Peter Beitsch, a surgeon at the Dallas Surgical Group, argued that including additional risk genes could lead to better outcomes for patients. He cited a cost-effectiveness study that appeared last month in JAMA Oncology from Queen Mary University of London's Ranjit Manchanda and colleagues that compared outcomes of unselected breast cancer patients or patients who met current family history- or other testing criteria who underwent multi-gene panel testing for BRCA1, BRCA2, and PALB2. They found that one year of unselected testing could prevent 2,101 cases of breast or ovarian cancer and 633 deaths in the UK and 9,733 cases and 2,406 deaths in the US.

"The best way to treat a cancer is to never get one," Beitsch said. "And this is how we're going to hopefully find out about that."

But Robson added that the genes included on a panel might encompass not only high-penetrance genes like BRCA1 and BRCA2, but also genes whose relevance to breast cancer is unclear or controversial. He noted that BRCA1 and BRCA2 testing of breast patients who are undergoing surgery could be considered a biomarker test as it influences surgical decision-making, such as who might be a candidate for salpingo-oophorectomy. However, these other genes are essentially being used as a population-screening tool, he said, and they are being mixed together in one test. He argued that the ratio of potential benefit to potential harm of such extended testing is unfavorable.
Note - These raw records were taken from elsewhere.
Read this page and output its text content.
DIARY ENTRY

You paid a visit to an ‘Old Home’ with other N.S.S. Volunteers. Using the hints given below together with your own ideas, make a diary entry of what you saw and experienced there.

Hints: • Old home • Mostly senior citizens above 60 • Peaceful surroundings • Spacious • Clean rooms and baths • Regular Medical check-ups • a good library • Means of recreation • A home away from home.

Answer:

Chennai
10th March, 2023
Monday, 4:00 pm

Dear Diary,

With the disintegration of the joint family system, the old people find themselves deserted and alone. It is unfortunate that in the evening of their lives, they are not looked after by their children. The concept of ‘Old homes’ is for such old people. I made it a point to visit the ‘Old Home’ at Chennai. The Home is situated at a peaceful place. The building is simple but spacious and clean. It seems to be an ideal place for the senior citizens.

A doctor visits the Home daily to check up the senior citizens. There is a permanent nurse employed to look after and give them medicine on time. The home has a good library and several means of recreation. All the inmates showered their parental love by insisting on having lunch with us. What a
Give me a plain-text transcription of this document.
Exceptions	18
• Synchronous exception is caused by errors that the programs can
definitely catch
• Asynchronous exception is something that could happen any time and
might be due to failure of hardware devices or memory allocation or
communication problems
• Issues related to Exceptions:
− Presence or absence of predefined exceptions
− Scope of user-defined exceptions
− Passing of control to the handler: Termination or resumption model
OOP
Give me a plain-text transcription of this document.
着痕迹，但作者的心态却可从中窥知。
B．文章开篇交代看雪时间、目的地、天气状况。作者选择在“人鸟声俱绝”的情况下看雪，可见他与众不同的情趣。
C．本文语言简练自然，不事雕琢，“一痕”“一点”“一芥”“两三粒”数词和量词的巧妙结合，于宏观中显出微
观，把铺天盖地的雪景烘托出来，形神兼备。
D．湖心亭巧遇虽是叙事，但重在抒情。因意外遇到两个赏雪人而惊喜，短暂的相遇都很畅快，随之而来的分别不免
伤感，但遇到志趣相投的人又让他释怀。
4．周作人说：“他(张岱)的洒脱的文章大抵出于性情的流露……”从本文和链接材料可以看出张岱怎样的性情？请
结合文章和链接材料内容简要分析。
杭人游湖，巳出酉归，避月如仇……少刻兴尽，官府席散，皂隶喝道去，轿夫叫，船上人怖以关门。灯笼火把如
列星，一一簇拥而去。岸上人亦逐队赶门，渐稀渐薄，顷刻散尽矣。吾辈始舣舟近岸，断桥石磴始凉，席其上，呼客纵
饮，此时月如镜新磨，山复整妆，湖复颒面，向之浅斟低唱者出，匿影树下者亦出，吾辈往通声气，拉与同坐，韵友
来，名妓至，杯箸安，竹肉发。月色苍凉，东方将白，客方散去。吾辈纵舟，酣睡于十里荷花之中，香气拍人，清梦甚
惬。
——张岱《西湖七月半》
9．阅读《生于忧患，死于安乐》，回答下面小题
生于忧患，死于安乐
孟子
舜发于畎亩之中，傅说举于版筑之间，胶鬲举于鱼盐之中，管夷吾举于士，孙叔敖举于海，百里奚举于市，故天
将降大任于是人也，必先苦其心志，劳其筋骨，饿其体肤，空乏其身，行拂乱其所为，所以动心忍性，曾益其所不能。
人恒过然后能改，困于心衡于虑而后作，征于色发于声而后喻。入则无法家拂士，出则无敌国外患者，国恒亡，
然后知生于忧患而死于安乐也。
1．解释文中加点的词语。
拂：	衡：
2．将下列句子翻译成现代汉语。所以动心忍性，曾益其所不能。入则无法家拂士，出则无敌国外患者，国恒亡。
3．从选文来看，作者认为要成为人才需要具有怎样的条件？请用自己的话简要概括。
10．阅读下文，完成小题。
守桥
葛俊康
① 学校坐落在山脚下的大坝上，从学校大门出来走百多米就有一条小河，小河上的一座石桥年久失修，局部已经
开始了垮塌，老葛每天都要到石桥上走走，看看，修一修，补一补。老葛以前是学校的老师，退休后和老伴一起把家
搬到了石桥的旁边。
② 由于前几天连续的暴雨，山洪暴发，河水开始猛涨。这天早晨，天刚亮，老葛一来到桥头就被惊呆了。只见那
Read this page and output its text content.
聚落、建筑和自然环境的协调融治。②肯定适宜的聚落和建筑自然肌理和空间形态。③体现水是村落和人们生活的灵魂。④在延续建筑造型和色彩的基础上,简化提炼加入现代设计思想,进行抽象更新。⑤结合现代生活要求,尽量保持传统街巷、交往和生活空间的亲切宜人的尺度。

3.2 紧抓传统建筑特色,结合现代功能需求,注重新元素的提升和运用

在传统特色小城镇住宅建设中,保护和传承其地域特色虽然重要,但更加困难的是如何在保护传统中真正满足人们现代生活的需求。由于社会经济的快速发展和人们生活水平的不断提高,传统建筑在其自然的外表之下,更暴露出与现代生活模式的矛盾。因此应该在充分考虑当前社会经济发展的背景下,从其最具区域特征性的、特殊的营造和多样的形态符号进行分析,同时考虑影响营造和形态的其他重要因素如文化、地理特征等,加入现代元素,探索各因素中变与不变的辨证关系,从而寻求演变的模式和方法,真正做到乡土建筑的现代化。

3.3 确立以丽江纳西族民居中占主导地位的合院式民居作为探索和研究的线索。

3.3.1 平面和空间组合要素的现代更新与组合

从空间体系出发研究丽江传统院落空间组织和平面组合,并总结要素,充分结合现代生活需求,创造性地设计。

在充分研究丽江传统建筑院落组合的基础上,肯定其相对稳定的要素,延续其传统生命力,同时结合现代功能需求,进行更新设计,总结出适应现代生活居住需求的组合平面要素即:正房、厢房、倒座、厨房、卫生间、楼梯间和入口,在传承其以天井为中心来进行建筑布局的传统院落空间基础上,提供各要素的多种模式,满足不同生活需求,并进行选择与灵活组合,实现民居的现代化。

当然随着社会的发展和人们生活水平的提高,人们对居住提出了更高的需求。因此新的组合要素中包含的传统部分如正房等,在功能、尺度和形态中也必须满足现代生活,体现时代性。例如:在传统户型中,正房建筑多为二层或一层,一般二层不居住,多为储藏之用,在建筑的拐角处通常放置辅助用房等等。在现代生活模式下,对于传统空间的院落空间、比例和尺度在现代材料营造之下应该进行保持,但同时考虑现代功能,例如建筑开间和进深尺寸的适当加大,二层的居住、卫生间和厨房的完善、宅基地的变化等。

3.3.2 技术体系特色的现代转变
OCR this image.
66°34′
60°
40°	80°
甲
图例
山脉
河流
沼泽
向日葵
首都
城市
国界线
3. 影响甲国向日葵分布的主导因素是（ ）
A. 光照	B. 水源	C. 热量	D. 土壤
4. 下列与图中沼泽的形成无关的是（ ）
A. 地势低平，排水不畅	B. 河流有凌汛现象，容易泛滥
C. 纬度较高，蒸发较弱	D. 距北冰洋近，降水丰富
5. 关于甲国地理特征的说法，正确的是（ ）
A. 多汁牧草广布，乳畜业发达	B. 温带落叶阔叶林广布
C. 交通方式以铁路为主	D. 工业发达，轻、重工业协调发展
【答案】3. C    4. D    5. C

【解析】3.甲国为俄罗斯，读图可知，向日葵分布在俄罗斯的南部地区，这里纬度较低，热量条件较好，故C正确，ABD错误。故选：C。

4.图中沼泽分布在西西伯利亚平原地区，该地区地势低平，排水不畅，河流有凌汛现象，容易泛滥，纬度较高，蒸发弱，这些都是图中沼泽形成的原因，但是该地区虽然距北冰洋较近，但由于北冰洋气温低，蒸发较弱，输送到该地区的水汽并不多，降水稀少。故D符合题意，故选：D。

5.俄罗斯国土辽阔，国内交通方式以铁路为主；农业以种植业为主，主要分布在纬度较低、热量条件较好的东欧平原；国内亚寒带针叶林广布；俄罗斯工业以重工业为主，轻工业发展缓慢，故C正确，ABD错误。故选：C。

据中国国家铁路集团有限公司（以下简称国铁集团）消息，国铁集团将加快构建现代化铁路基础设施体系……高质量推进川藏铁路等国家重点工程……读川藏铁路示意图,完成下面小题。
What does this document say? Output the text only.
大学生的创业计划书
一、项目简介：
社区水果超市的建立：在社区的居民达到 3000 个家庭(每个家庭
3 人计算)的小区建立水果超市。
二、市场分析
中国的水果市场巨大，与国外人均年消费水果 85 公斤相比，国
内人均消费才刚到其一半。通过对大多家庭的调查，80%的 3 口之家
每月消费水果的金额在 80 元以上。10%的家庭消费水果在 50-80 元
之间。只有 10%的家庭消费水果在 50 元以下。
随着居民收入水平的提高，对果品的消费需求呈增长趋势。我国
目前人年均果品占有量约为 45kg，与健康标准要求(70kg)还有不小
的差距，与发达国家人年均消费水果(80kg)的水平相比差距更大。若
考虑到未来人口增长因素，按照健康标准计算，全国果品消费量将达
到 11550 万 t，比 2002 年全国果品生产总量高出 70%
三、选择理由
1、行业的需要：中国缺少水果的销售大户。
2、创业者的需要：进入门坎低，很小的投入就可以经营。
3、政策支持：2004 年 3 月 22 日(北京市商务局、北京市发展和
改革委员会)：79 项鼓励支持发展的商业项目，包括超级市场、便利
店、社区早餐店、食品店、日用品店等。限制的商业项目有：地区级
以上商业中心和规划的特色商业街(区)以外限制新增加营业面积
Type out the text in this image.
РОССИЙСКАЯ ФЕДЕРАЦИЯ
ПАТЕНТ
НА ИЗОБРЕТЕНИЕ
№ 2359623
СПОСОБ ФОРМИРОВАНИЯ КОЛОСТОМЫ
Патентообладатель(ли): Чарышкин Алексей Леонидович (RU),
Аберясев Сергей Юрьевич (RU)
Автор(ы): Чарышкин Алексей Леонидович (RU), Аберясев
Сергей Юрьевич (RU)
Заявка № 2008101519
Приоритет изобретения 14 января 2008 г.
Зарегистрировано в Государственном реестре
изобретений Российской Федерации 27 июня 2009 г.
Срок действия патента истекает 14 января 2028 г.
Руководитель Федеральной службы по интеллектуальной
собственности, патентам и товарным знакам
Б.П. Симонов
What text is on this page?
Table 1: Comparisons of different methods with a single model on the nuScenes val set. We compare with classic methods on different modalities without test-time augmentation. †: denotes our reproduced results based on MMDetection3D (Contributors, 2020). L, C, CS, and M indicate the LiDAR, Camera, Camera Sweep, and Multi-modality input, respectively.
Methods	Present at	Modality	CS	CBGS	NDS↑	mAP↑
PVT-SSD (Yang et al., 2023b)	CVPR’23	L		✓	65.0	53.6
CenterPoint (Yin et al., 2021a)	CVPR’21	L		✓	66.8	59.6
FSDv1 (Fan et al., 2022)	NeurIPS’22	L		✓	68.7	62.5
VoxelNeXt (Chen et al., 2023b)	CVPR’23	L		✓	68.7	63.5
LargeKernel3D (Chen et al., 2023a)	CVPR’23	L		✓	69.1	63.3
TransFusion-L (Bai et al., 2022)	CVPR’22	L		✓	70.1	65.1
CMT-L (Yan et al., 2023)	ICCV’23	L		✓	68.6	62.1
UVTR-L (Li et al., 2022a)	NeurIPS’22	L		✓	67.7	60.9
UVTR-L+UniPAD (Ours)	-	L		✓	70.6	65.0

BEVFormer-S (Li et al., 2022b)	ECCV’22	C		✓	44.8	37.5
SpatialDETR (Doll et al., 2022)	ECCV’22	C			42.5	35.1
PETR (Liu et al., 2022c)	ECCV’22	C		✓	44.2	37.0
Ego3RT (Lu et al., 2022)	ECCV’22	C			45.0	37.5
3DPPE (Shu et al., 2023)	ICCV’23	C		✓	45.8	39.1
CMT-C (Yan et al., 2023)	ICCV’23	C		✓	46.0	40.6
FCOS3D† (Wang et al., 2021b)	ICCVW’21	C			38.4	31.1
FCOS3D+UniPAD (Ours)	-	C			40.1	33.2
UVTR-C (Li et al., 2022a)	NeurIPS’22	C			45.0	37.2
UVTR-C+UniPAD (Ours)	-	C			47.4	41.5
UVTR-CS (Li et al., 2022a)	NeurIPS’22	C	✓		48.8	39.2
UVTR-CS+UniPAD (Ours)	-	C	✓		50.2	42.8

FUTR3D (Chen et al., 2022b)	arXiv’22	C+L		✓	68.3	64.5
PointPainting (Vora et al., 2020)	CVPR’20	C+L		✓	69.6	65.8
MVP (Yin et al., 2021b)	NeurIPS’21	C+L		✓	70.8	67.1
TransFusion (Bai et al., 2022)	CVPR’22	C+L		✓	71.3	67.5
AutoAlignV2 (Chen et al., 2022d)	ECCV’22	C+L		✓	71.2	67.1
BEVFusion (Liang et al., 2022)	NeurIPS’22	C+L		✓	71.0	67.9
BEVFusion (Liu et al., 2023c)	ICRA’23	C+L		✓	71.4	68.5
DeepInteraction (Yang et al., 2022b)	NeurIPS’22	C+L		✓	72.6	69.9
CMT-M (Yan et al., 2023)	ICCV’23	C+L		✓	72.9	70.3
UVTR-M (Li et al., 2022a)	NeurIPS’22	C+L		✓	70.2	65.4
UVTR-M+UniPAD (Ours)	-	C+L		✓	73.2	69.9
However, Sue Friedman, the executive director and founder of the patient advocacy organization Facing Our Risk of Cancer Empowered (FORCE), said testing of all actionable genes should be offered to all newly diagnosed patients alongside genetic counseling. She added that other genes could be included on testing panels, so long as they are labeled as experimental and patients give consent for their inclusion. "All people … who are diagnosed with breast cancer should know about the test," she said. "I certainly think everybody should know that a test exists [and] they should know about the benefits, limitations, and costs."

In practice, Robson pointed out that offering multi-gene panel testing to everyone as a matter of course could mean that the need for detailed consent is disregarded. He noted that with the adoption of universal immunohistochemistry screening in colon cancer, many patients are often unclear they are being tested for Lynch syndrome until they receive their results. He acknowledged, though, that the field appears to be moving toward multi-gene panel testing.

This, the panelists noted, underscores the need for better education of not only patients, but also physicians and other providers, and is an arena where genetic counselors might have a large impact.

"I think the surgeons need much stronger relationships with the genetic counselors, and I think education is important," Hopkins' Euhus said. 

"But my number one observation is that we need to cooperate together, and pool our efforts and our knowledge, to manage this changing paradigm," he added.